Enquanto isso, a promessa de Ruto de acabar com os sequestros não pode chegar rápido o suficiente para as famílias dos desaparecidos, cujas esperanças de um futuro mais seguro se desviam à medida que continuam buscando respostas.
Gerald Mwangi, um servente civil aposentado, cuja declaração ecoa a de muitos outros cidadãos, está ansioso para que Ruto cumpra a promessa. Billy Mwangi, 24 anos, desapareceu de um barbearia no dia seguinte à publicação de uma foto editada que mostrava a cabeça de Ruto emergindo de um caixão em uma conta de mídia social que se acredita ser sua.

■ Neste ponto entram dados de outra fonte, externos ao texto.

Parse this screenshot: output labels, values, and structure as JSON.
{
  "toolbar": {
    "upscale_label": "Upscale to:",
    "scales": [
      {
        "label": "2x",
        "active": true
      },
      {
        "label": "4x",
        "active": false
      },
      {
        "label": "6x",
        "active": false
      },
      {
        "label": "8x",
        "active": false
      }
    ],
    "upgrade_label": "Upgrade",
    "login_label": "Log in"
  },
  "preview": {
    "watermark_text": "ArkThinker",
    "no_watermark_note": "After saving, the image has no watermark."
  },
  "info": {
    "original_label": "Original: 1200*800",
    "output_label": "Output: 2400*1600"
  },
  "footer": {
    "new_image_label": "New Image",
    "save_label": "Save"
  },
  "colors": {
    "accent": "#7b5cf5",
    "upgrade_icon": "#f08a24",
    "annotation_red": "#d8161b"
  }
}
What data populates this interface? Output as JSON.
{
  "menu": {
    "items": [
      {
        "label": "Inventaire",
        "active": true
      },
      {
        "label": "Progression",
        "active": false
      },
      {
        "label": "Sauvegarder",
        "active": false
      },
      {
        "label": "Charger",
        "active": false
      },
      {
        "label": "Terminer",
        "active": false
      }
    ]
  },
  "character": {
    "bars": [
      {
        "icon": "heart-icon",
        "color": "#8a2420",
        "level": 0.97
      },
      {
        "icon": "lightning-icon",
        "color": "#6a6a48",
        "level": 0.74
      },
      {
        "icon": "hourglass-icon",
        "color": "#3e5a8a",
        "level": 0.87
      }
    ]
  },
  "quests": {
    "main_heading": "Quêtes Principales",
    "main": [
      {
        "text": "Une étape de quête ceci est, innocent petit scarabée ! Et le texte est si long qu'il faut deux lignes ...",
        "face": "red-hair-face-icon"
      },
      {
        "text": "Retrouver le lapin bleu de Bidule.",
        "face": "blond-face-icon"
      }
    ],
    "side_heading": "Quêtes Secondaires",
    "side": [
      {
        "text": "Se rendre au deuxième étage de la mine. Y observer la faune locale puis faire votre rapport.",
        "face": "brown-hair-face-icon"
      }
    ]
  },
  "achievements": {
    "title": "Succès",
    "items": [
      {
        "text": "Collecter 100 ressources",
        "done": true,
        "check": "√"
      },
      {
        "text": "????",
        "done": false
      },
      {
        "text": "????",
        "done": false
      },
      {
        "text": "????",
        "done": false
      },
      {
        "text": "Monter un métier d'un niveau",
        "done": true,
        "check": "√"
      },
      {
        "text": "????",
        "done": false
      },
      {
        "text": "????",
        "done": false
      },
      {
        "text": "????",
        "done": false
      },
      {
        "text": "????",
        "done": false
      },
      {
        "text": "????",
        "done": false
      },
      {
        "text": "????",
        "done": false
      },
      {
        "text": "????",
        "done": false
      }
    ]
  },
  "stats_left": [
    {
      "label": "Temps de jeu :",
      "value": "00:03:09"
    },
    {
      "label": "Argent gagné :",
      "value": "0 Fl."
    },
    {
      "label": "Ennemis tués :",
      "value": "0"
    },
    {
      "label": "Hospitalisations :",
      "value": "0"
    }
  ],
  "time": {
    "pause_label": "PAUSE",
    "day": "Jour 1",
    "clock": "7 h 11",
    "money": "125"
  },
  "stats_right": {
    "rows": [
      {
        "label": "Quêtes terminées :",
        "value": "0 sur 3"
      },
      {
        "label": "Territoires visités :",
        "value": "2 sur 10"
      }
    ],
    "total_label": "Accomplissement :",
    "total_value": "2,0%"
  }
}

De acordo com o barbeiro de Mwangi, homens não identificados saltaram de um carro e o agarraram enquanto esperava por um corte de cabelo, sendo mais um caso que reflete o crescente ambiente de medo e instabilidade no país.
O pai de Mwangi, esperançoso após o anúncio de Ruto, está realizando o que ele descreve como uma “investigação amadora” na tentativa de descobrir o paradeiro de seu filho.
Grupos da sociedade civil e entidades profissionais condenaram os sequestros, caracterizando-os como desaparecimentos forçados e criticando um possível retorno aos “tempos obscuros da censura, detenção sem julgamento, tortura e assassinato de vozes críticas ao governo.” Essa mobilização social é um indício do descontentamento crescente com o governo de Ruto.
Enquanto um órgão de supervisão da polícia composta por civis está investigando as alegações, muitos quenianos carecem de fé na independência desta investigação. “Acreditamos em Deus e confio que meu filho será libertado”, conclui Mwangi, simbolizando a esperança que ainda persiste em meio à adoção de medidas repressivas contra críticos do governo.